Risco: evento inesperado, incerto, aleatório, possível, real, lícito e fortuito que, ao ocorrer, gere prejuízo ou danos materiais e pessoais, previsto no contrato. Sinistro: realização do risco previsto no contrato, resultando em perdas para o segurado. Seguradora: entidade jurídica legalmente constituída para assumir e gerir os riscos especificados no contrato de seguro. Segurado: pessoa física ou jurídica que transfere à seguradora o risco de um prejuízo. Prêmio: valor monetário que o segurado concorda em pagar à seguradora para validar o contrato. Franquia: valor que o segurado deve arcar cada vez que um sinistro ocorrer e o seguro for acionado. Indenização: valor que a seguradora paga ao segurado pelos prejuízos decorrentes de um sinistro.
Na literatura destaca-se como três pilares essenciais do seguro o risco, a mutualidade e a boa-fé, cuja ausência constitui causa de nulidade de contrato. Este dado é importante e justifica algumas exclusões importantes consideradas por praticamente todas as seguradoras, como situações de agravamento de risco. Por exemplo, a bicicleta estacionada em local que não seja a residência habitual do segurado, roubada enquanto o ciclista se ausenta, não é indenizada. Além disso, não estão cobertos acessórios de uso pessoal não acoplados à bicicleta, como o capacete, por exemplo.

Quanto custa?

Ao procurar uma corretora para fazer a cotação, o ciclista deve ter em mãos um documento fiscal de compra da bicicleta. Algumas seguradoras, além disso, realizam uma vistoria da bike. A Neptunia, por exemplo, pede que o cliente realize uma vistoria on-line para análise. “O próprio interessado acessa o link da companhia de seguros e faz o up-load de seis fotos: da bike inteira, do selim, pedivela, câmbios, número de série e acessórios. De posse do número do laudo mais as informações pessoais, emitimos a apólice”, diz Douglas. Com o valor do bem estabelecido, calcula-se o valor anual do seguro e da franquia, em caso de sinistro.
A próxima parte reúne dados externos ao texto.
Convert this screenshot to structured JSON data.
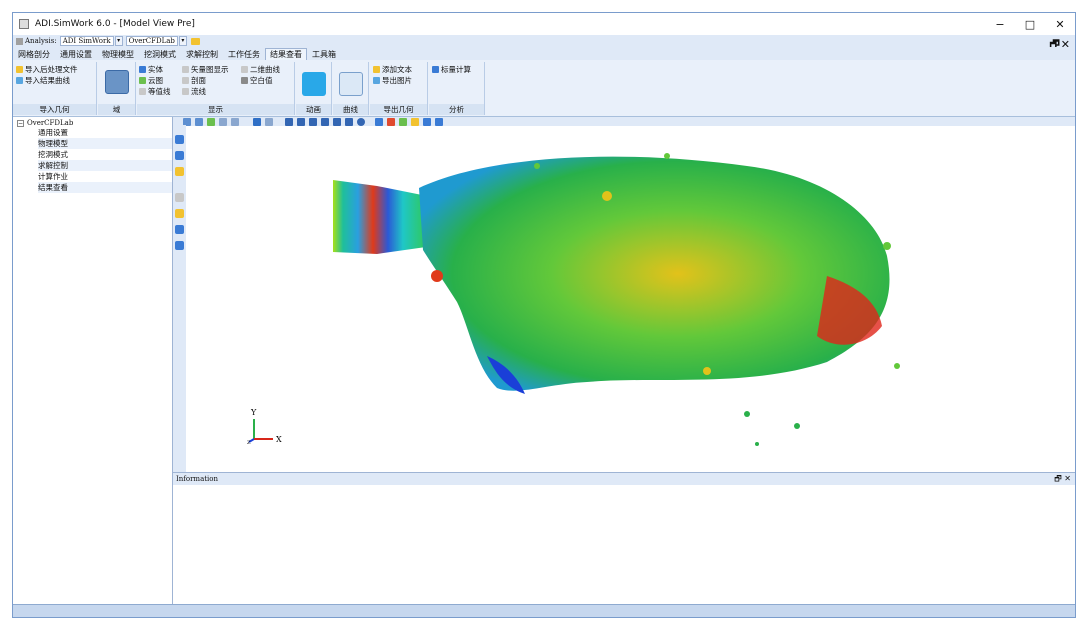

Na Argo, segundo Janete Tani, “o processo de contratação é bem simples e para bicicletas novas pode ser feito 100% on-line. Os documentos necessários são nota fiscal ou recibo, fotos da bicicleta com número de série e dados pessoais do ciclista. Já para bicicletas usadas, poderá ser solicitada uma vistoria em alguma loja do ramo credenciada. Temos atendimento em todo o Brasil”. A Estar Seguros cobra 5% do valor da bicicleta por ano, e franquia de 10%, com mínimo de R$ 400. A Kalassa segura bicicletas a partir de R$ 3.000 e utiliza uma tabela de valor mínimo anual de acordo com a faixa de preço da bike. A primeira faixa cobre bicicletas de R$ 3.000 a R$ 8.000, com valor mínimo anual de R$ 500,00 e franquia de R$ 1.000. Para bicicletas com valores maiores, o valor do seguro também fica em torno de 5%. No caso de seguro residencial, Patrícia afirma: “havendo sinistro da bicicleta, e o segurado tendo contratado o seguro residencial, o caso vai para a análise da corretora, sempre com o intuito de repor o bem”. O nicho de seguro para bicicletas ainda tende a crescer e evoluir no Brasil, adaptando-se à nossa realidade e necessidades, com corretores cada vez mais especializados, garantindo ainda mais tranquilidade para o ciclista. Se você tem uma bicicleta de valor maior, mas se sente intimidado em certas situações, com medo de ser assaltado ou furtado, avalie a alternativa de realizar um seguro. Ter alguma garantia de reposição do seu bem e proteção ao seu patrimônio lhe deixarão mais à vontade para aproveitar sua bicicleta do jeito que você sonhou ao adquiri-la.